C'était quelqu'un qui t'embrassait, toujours. Il disait souvent : « celui qui gagne à chaque fois - mais vraiment à chaque fois - c'est celui qui embrasse le plus fort ». Et il l'a mis en pratique toute sa vie. Combien d'entre nous avons été vaincus par son accolade ! Et il ne le disait pas avec un enthousiasme ingénu et inconscient. J'ai connu très peu de personnes qui avaient son réalisme. C'était une accolade qui naissait de la conscience que le Christ est à l'origine de tous nos rapports, et ainsi, que la communion véritable peut se manifester uniquement en partant de la mémoire du Christ présent. Il a toujours aimé les personnes qu'il a rencontrées, parce qu'ils les considéraient comme un don du Seigneur pour sa vie. Et cela se percevait immédiatement dans son regard et son accolade.

Je me souviens ce qu'il m'a dit lorsque j'ai commencé à prendre mes nouvelles fonctions en tant que responsable international : « Ne te réjouis pas pour la fonction que tu as ou pour les succès que tu auras, rappelle-toi sans cesse que tu n'es qu'un humble serviteur de la vigne du Seigneur et que notre devoir est de construire le mouvement et qu'il contribue à l'œuvre de Dieu ». Pour Carras, la mission était la construction de l'œuvre du Christ dans le monde « pour Sa gloire, et pas pour notre honneur vain ». Et c'est ce que je demande toujours, chaque fois que je dois parler en public ou en privé.

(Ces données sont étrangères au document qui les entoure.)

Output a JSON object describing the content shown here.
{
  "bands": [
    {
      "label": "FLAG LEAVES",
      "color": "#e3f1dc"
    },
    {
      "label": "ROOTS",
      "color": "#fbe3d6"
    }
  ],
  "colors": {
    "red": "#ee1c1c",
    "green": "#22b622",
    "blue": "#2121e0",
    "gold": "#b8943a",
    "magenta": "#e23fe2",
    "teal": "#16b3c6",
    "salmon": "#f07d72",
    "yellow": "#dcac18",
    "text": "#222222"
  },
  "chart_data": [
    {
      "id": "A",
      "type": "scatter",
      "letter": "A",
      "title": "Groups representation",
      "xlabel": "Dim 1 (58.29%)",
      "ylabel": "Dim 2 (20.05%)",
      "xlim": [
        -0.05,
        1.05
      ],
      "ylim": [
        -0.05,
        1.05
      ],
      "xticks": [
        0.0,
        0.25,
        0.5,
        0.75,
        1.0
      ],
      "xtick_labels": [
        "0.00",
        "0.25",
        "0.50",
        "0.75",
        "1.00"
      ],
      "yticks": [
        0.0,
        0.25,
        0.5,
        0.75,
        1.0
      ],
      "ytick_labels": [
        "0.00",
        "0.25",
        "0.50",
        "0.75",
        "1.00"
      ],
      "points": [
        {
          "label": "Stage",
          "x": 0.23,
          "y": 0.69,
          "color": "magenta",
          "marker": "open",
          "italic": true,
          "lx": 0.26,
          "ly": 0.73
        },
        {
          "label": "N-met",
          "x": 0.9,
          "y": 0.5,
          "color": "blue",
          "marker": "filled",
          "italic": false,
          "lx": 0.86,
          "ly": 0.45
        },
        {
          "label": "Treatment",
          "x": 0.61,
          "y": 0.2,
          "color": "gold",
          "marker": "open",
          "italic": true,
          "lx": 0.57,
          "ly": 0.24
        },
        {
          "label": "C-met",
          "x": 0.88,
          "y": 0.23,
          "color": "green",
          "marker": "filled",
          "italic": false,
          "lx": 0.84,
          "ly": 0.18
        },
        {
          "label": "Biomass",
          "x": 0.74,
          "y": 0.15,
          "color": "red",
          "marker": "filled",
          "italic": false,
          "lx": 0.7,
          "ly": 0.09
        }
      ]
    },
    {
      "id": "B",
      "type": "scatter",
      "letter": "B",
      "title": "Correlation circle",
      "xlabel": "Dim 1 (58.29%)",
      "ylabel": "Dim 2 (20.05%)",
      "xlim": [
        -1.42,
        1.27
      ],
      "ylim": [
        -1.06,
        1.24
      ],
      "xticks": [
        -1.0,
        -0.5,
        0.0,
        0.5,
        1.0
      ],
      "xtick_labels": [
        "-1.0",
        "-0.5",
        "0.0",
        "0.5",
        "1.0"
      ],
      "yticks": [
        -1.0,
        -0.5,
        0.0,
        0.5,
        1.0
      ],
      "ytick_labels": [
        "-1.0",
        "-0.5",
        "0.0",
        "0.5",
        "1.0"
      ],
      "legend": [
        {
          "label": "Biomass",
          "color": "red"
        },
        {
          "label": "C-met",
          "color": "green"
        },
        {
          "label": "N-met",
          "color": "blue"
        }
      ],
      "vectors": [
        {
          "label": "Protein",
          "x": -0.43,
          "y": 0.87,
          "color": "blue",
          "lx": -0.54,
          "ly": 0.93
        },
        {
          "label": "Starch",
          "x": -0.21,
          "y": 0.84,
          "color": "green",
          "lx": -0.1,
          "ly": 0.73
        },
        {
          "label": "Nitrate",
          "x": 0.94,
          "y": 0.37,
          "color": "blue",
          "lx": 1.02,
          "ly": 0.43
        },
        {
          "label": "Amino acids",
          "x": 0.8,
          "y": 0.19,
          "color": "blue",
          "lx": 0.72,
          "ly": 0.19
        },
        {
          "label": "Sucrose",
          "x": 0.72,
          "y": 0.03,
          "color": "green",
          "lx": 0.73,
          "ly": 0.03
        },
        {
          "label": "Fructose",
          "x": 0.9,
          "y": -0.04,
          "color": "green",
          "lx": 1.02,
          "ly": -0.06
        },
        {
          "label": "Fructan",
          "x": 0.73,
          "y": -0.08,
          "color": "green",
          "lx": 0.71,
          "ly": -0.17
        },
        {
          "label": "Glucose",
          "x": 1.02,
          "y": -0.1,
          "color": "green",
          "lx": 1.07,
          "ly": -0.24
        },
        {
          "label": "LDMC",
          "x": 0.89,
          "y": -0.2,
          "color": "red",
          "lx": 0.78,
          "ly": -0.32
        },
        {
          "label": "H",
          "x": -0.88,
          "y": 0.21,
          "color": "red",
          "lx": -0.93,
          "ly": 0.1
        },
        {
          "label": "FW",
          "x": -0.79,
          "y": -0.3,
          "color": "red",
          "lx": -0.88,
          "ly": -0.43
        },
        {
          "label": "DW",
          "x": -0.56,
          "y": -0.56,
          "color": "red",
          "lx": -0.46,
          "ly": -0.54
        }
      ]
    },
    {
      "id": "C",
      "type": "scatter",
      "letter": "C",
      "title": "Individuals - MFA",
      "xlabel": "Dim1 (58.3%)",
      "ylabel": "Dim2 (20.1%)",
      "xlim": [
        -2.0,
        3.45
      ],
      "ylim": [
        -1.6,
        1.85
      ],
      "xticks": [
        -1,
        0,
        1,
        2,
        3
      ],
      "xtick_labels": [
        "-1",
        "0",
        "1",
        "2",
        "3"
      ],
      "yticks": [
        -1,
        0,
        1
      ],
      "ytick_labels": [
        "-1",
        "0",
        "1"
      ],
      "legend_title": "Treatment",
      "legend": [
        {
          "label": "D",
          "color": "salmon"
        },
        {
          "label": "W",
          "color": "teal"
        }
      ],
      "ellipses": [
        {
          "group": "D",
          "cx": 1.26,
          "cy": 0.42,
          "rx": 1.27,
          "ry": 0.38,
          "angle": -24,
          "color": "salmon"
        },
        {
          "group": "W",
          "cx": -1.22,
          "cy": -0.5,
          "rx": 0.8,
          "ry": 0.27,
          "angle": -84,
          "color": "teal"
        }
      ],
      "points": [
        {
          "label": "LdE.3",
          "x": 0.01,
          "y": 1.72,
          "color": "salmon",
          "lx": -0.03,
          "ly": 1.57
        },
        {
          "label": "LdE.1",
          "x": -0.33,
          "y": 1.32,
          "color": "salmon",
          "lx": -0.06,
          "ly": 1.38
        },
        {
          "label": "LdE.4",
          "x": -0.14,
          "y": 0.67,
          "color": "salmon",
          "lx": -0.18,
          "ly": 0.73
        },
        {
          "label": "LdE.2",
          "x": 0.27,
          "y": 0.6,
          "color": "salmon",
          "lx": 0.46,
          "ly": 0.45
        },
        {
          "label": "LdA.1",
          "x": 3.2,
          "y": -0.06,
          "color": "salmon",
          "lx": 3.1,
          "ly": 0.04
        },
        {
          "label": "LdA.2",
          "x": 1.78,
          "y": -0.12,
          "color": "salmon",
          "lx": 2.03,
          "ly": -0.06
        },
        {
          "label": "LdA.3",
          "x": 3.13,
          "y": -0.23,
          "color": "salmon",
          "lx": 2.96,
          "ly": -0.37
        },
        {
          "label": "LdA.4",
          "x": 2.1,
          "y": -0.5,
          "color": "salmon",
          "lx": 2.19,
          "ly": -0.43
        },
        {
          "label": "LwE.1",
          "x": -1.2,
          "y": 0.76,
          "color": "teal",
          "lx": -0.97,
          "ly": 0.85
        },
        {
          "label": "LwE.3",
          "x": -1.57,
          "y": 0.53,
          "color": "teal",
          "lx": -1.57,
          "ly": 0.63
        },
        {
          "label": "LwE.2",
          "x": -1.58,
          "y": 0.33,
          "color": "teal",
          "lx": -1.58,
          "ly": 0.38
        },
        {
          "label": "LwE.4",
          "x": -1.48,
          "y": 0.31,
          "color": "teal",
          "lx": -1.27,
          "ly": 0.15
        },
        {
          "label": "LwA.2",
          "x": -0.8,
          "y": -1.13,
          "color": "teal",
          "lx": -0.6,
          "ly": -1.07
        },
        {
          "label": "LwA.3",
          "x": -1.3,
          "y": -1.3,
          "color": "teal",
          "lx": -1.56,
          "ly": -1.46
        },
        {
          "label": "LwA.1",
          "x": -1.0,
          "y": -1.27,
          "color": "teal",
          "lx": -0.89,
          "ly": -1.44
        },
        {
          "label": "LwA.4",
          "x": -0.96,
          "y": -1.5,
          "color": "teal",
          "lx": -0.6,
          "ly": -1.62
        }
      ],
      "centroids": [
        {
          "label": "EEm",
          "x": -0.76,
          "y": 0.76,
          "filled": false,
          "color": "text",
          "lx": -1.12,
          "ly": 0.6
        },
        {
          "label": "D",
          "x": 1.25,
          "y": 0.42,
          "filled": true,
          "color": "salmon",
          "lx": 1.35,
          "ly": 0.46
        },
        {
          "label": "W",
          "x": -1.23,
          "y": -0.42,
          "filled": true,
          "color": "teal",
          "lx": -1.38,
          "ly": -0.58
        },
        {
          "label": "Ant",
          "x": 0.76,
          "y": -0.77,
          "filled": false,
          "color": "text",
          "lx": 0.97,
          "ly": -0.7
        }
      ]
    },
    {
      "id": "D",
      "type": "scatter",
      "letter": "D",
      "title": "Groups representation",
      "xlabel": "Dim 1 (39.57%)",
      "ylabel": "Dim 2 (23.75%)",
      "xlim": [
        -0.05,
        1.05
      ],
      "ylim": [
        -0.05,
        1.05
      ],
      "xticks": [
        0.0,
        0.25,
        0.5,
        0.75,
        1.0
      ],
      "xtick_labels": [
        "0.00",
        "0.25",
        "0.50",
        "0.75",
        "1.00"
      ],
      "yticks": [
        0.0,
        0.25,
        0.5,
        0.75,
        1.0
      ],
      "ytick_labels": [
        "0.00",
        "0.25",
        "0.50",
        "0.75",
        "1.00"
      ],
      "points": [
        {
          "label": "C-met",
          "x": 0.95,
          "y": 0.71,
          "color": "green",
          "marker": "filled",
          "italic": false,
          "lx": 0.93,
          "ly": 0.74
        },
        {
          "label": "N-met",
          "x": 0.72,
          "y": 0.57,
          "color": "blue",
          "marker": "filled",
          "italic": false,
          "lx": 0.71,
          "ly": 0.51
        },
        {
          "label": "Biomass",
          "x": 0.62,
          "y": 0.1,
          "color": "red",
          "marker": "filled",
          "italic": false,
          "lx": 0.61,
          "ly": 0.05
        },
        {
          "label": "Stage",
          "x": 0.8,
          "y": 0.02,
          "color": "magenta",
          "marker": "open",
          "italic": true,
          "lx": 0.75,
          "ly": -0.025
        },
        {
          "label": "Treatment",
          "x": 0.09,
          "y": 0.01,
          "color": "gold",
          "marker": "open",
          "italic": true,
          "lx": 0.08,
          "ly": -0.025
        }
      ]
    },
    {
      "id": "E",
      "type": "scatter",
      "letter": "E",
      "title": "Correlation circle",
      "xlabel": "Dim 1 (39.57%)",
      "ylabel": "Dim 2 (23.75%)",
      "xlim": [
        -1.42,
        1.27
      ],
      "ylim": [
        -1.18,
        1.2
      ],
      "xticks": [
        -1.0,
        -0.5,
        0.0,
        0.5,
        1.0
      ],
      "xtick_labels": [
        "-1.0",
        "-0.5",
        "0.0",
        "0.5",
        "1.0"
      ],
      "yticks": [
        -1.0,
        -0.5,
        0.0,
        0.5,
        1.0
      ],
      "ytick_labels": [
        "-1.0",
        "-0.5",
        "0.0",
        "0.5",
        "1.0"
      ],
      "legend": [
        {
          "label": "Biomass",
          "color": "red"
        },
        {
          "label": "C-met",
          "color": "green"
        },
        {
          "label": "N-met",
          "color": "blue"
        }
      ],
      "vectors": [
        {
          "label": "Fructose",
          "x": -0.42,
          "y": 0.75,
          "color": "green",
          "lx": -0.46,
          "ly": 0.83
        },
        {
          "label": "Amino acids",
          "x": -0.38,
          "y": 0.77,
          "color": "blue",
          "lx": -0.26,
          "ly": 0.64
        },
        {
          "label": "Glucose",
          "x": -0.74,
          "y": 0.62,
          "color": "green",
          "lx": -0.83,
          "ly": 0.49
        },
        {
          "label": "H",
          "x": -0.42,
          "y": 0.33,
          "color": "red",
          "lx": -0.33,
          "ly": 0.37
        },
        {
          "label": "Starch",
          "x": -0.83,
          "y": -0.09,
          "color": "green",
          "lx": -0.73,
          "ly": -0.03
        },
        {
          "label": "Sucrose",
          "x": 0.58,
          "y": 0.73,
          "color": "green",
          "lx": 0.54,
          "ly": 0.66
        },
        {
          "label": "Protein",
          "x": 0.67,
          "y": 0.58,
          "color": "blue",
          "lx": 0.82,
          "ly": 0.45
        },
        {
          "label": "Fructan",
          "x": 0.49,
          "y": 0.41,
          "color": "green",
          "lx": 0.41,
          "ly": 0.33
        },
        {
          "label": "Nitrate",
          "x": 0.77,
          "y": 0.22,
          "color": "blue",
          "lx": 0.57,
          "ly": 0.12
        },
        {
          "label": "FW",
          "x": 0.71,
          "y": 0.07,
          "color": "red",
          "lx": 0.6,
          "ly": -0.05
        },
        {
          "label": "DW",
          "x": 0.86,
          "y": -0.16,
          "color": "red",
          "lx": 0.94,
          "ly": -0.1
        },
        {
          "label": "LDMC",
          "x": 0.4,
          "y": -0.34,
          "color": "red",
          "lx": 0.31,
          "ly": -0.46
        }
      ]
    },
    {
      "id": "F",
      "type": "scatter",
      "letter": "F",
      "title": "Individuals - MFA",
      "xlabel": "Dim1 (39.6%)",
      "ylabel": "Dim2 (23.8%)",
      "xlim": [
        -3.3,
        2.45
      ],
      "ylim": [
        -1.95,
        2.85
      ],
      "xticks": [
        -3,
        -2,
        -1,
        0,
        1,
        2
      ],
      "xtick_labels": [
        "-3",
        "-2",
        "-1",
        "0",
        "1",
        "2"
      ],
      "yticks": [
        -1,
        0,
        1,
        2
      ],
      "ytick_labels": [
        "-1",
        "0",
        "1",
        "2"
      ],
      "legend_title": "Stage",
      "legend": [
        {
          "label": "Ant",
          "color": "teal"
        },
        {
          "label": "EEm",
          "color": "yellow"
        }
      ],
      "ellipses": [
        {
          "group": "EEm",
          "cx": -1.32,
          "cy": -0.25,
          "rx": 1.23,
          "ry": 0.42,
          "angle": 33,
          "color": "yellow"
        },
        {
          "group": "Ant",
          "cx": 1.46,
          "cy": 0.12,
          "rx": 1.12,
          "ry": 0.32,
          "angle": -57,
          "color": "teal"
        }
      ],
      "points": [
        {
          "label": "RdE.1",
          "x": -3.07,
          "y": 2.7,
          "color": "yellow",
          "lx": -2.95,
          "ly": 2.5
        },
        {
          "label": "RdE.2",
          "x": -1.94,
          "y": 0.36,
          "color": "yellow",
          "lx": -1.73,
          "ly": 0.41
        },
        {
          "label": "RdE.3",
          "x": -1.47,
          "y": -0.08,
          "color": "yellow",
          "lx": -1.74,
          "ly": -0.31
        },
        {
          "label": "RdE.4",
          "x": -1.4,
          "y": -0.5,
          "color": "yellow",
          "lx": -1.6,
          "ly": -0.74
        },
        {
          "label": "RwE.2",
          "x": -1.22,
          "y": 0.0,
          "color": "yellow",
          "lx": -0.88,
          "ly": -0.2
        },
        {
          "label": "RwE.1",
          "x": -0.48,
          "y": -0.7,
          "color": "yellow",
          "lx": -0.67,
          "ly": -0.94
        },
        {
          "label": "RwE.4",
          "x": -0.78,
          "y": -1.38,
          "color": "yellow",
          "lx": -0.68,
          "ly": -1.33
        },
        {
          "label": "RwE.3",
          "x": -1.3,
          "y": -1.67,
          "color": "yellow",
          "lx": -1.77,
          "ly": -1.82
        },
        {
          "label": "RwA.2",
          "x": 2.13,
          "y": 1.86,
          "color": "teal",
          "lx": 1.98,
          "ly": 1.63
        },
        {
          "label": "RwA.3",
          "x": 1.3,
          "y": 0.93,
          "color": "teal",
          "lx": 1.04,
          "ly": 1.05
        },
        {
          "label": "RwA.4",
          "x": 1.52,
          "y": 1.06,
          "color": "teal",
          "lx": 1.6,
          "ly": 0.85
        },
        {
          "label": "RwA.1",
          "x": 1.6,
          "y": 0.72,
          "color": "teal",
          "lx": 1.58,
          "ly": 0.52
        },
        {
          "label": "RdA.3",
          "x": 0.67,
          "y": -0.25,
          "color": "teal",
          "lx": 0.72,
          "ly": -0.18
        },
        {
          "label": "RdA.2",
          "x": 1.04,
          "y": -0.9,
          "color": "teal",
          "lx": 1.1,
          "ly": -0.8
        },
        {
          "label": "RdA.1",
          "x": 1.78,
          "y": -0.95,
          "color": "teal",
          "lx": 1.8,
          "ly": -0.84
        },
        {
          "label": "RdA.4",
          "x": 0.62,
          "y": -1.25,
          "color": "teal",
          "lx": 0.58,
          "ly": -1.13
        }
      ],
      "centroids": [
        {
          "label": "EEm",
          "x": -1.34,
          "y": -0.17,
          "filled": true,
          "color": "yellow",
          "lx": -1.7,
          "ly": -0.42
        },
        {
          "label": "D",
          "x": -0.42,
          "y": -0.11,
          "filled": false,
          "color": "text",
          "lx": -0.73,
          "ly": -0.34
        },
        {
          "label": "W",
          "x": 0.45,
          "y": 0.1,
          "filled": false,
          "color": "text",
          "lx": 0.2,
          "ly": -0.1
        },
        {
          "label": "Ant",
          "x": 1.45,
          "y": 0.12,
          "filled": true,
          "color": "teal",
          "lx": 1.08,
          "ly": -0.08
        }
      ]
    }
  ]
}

Ses dernières années en tant que responsable du mouvement en Espagne ont été précieuses parce qu'il a donné une valeur profonde à l'Ecole de Communauté, qui était sacrée à ses yeux. Il disait toujours qu'aller à l'Ecole de Communauté c'était comme aller au « cinquième figuier ». C'était l'image qu'il s'était faite en pensant à Jean et André qui rentraient chez eux après avoir rencontré Jésus. Au moment de se quitter, ils se seraient sûrement souhaités une bonne nuit et André aurait dit à Jean : « Demain, je vais voir Jésus ». « Moi aussi, j'ai rendez-vous avec lui » aurait répondu Jean. « Et où t'a t'il donné rendez-vous ? ». « Sur la rive droite du fleuve, à l'ombre du cinquième figuier ». « Moi aussi ! ». « Alors, allons-y ensemble ». Pour lui, aller à l'Ecole de Communauté, c'était comme se rendre ensemble au cinquième figuier, où le Christ t'attend.

Jusqu'à la fin, il n'a jamais, jamais, cessé de répéter à tous ceux qui venaient à sa rencontre : « Prenez bien soin de l'unité du mouvement, parce que c'est la mission qui nous a été confiée ».

Je conclus en disant un mot sur sa mort. Cela s'est passé très vite. Après les examens, quand on l'a informé d'un diagnostic fatal, il s'est arrêté un instant, avec son sourire habituel, et il a dit : « Je suis prêt pour le décollage ! ». Il ne s'est pas inquiété une minute de la souffrance qu'il aurait pu éprouver. Carras nous a appris à vivre et il nous a aussi appris à mourir.